On Wed, 11 Nov 2020 at 20:43, Taylor Blau <me@ttaylorr.com> wrote:
>
> A .bitmap file may have a "name hash cache" extension, which puts a
> sequence of uint32_t bytes (one per object) at the end of the file. When

s/bytes/values/, perhaps?

> we see a flag indicating this extension, we blindly subtract the
> appropriate number of bytes from our available length. However, if the
> .bitmap file is too short, we'll underflow our length variable and wrap
> around, thinking we have a very large length. This can lead to reading
> out-of-bounds bytes while loading individual ewah bitmaps.

> +               uint32_t cache_size = st_mult(index->pack->num_objects, sizeof(uint32_t));

Hmm. If `sizeof(size_t)` is 8, then this multiplication can't possibly
overflow. A huge value of `num_objects` (say, 0xffffffff) would give a
huge return value (0xffffffff<<2) which would be truncated (0xfffffffc).
I think?

Do we want a `u32_mult()`?

> +               unsigned char *index_end = index->map + index->map_size - the_hash_algo->rawsz;

The addition should be ok or mmap has failed on us. Do we know that we
have room for the final hash there so that the subtraction is ok? Yes,
from the previous commit, we know we have room for the header, which is
even larger. But that's cheating a bit -- see below.

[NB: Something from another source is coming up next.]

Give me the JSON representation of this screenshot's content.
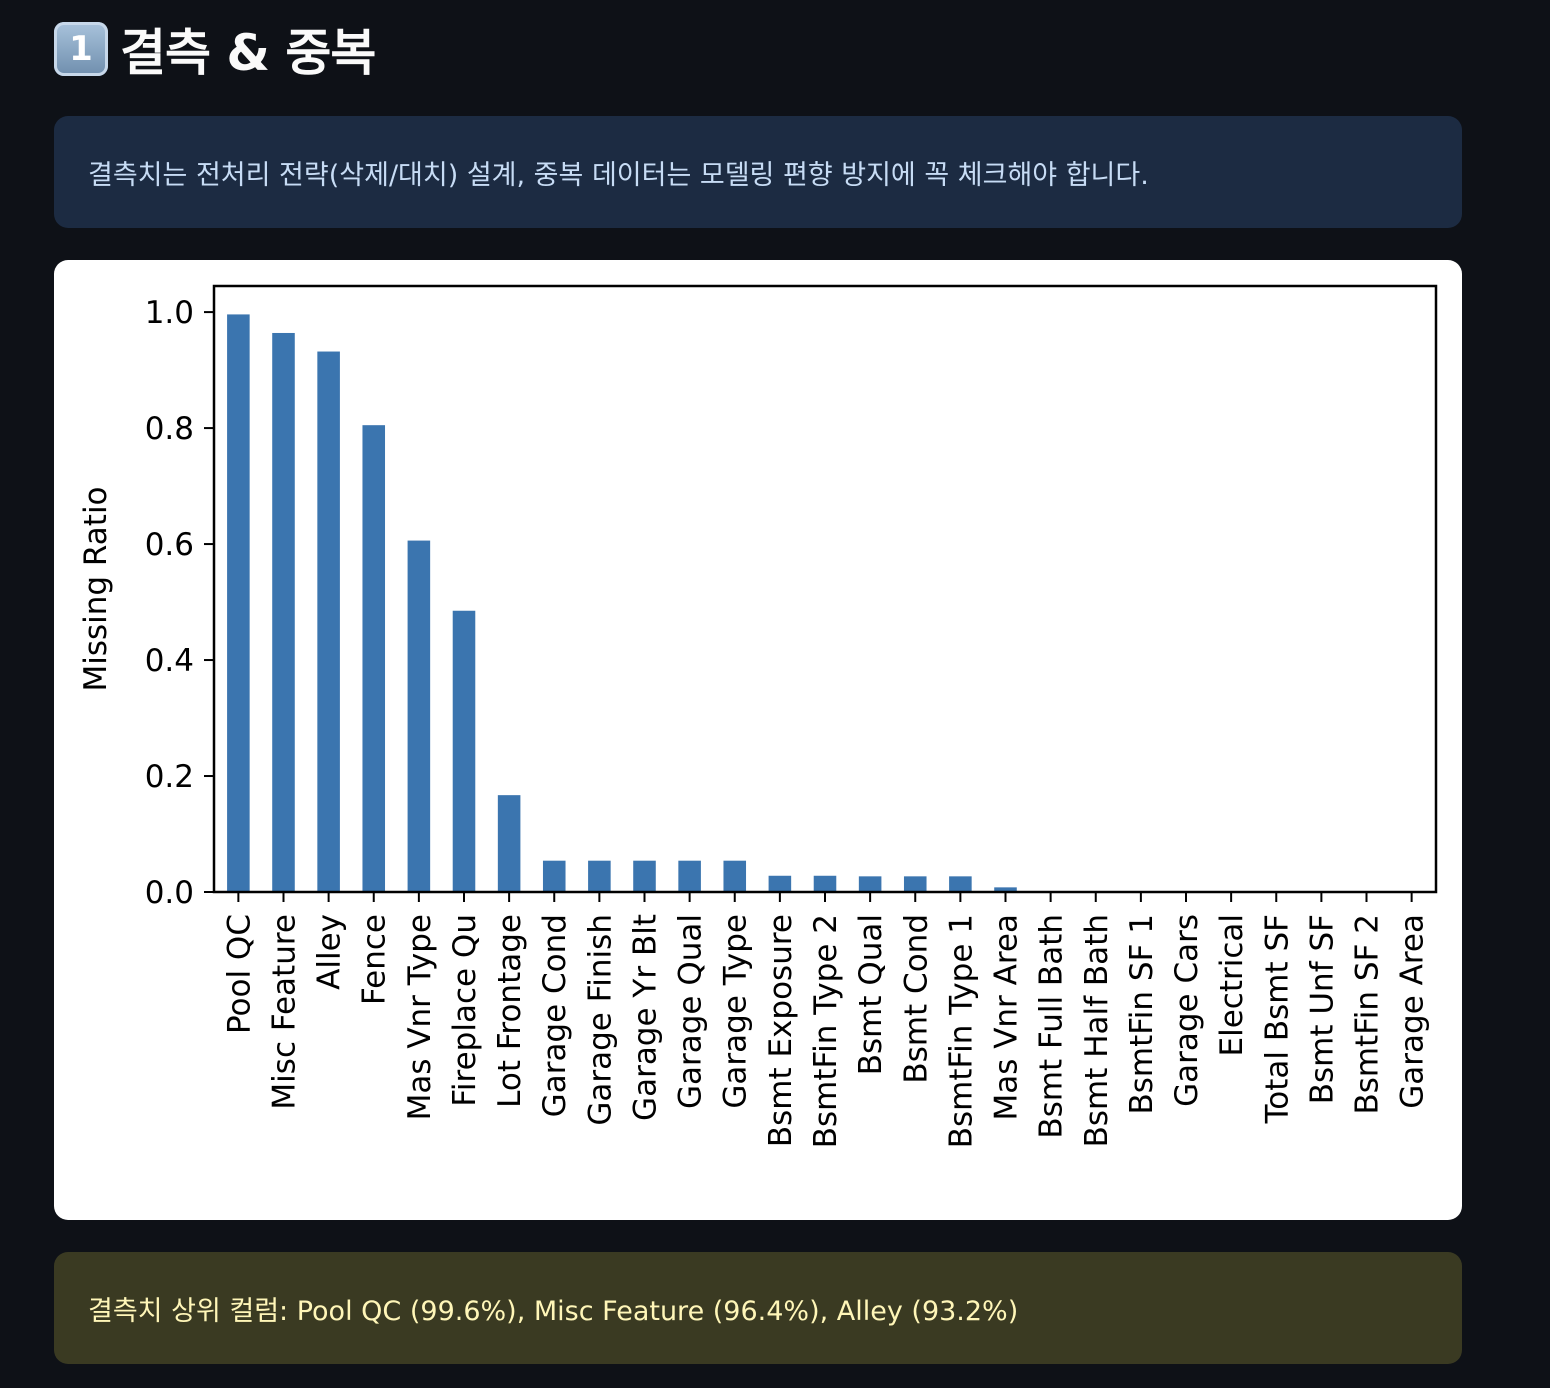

> +                       if (index->map + header_size + cache_size > index_end)
> +                               return error("corrupted bitmap index file (too short to fit hash cache)");
> +                       index->hashes = (void *)(index_end - cache_size);
> +                       index_end -= cache_size;

If the header size we're adding is indeed too large, the addition in the
check would be undefined behavior, if I'm not mistaken. In practical
terms, with 32-bit pointers and a huge size, we'd wrap around, decide
that everything is ok and go on to do the same erroneous subtraction as
before.

Maybe shuffle a few things over from the left to the right to only make
subtractions that we know are ok:

  if (cache_size > index_end - index->map - header_size)

One could substitute for `index_end - index_map` and end up with

  if (cache_size > index->map_size - header_size - the_hash_algo->rawsz)

Maybe that's clearer in a way, or maybe then it's not so obvious that
the subtraction that follows matches this check.

But I don't think we can fully trust those subtractions. We're
subtracting the size of two hashes (one in the header, one in the
footer), but after the previous patch, we only know that there's room
for one. So probably the previous patch could go

  +       /*
  +        * Verify that we have room for the header and the
  +        * trailing checksum hash, so we can safely subtract
  +        * their sizes from map_size. We can afford to be
  +        * a bit imprecise with the error message.
  +        */
  -       if (index->map_size < sizeof(*header) + the_hash_algo->rawsz)
  +       if (index->map_size < header_size + the_hash_algo->rawsz)

I *think* I've got most of my comments here somewhat right, but I could
easily have missed something.

Martin